Wednesday, November 18, 2009
An Idiot Savant in Desperate Need of a Good Meal
Let me start off by saying, MY GOD, THE EARLY SEVENTIES WERE SOME GOOD YEARS. I have no idea if it's just a coincidence, but there are many "desirable males" that were born in '72, '73, and '74. That's not to say that there aren't a whole host of men that were born before or after who aren't just dandy, or that there weren't a whole host of jerk-offs that were born those same years, but in my own skewed mind, those years keep cropping up as the birth dates for some dudes I have lady boners for. It isn't relevant to anything, but I just thought I'd mention it.
There are only a handful of musical artists who's entire catalogue I can listen to and go, "Oh man, this is pretty much all so good, not even a strategically placed chocolate truffle could distract me from listening to these rockin' beats." One of the precious few happens to be this lovely young man, Andrew Bird. Even his name has a lyrical quality, it rolls off the tongue, and you hear a twittering in the distance when you say it. And yes, he whistles. Much better than you or I.
I've had the pleasure of seeing Mr. Bird twice in concert; take my advice, listen very closely, in fact, push your face right up to your screen and concentrate very hard: THE SOONER YOU ATTEND ONE OF HIS CONCERTS THE MORE COMPLETE YOUR LIFE JOURNEY WILL BE. At the latest show at the Orange Peel he had a pretty nasty cold, but played and sang like he had just awoken from the most restful and peaceful of naps and had sipped the nectar of the local honeysuckle. He plays multiple instruments (violin, guitar, xylophone, piano, etc.) and uses looping technology to turn himself and two or three other musicians into a full-fledged orchestra.
Know what else I love? He bridges the generational gaps brilliantly, marrying classical music with folk with a quirkiness that appeals to the most snooty of hipsters. I went with my mother and a co-worker some years my junior; we were joined by beret-ed fifty-something intellectuals, twenty-something hipsters in striped shirts and Converse hightops, braced and gawky teenagers with black X's on the backs of their hands, and a few gray-haired ladies waaaaaaaay in the back, as far from the speakers as they could get. It was a veritable melting pot, old and young coming together to fawn over the anemic maestro.
If you need a bit more convincing, that's fine. You apparently don't appreciate my expertise, and need a rough shove into the right direction.
One of my favorite records is Thrills, a stylized concept album that throws back all the way to the twenties and thirties, with a touch of ol' country standards, and is an excellent demonstration of Bird's flexibility and range.
The influence of Thrills is echoed on Oh! The Grandeur, but it swells larger and more grandiose than its predecessor, hence the self-mocking title.

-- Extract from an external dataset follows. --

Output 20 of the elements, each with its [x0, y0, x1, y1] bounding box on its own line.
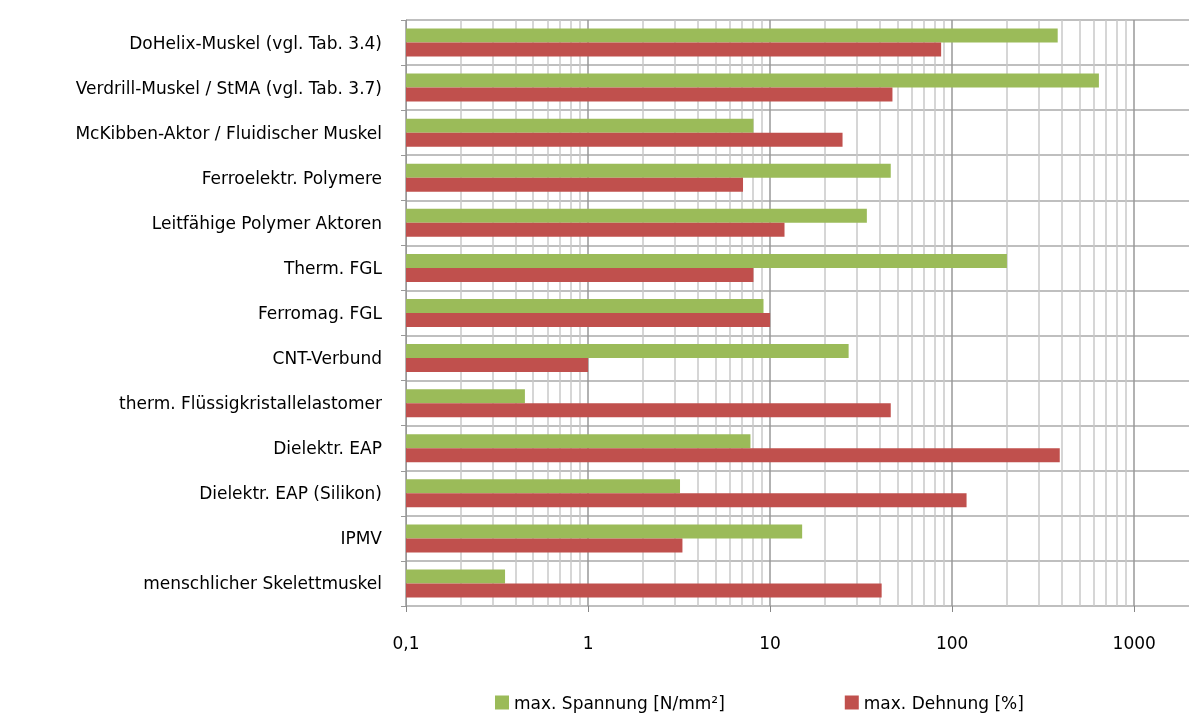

Vidalia, a song about his grandfather
Tea and Thorazine, a song about his autistic brother
The Idiot's Genius
My other two favorite albums are a little more "contemporary," if you could call them that. They also have some of my absolute favorite songs and are a good place to start if the folksy rag-time is going to take you a bit of getting used to.
The Mysterious Production of Eggs
Tables and Chairs
The Fiery Crash
You may be thinking, wow, that's a lot of albums for me to take in. Guess what? I've been kind, there are buttload more to listen to. You can go to Mr. Bird's website to take it all in, hop on iTunes and see if there's anything you like. I hope you do like, because he's a musician worth supporting, and my friend Megan will probably cry if you don't, and why would you make such an adorable girl cry, that's like making a kitten cry, you are the goddamn worst.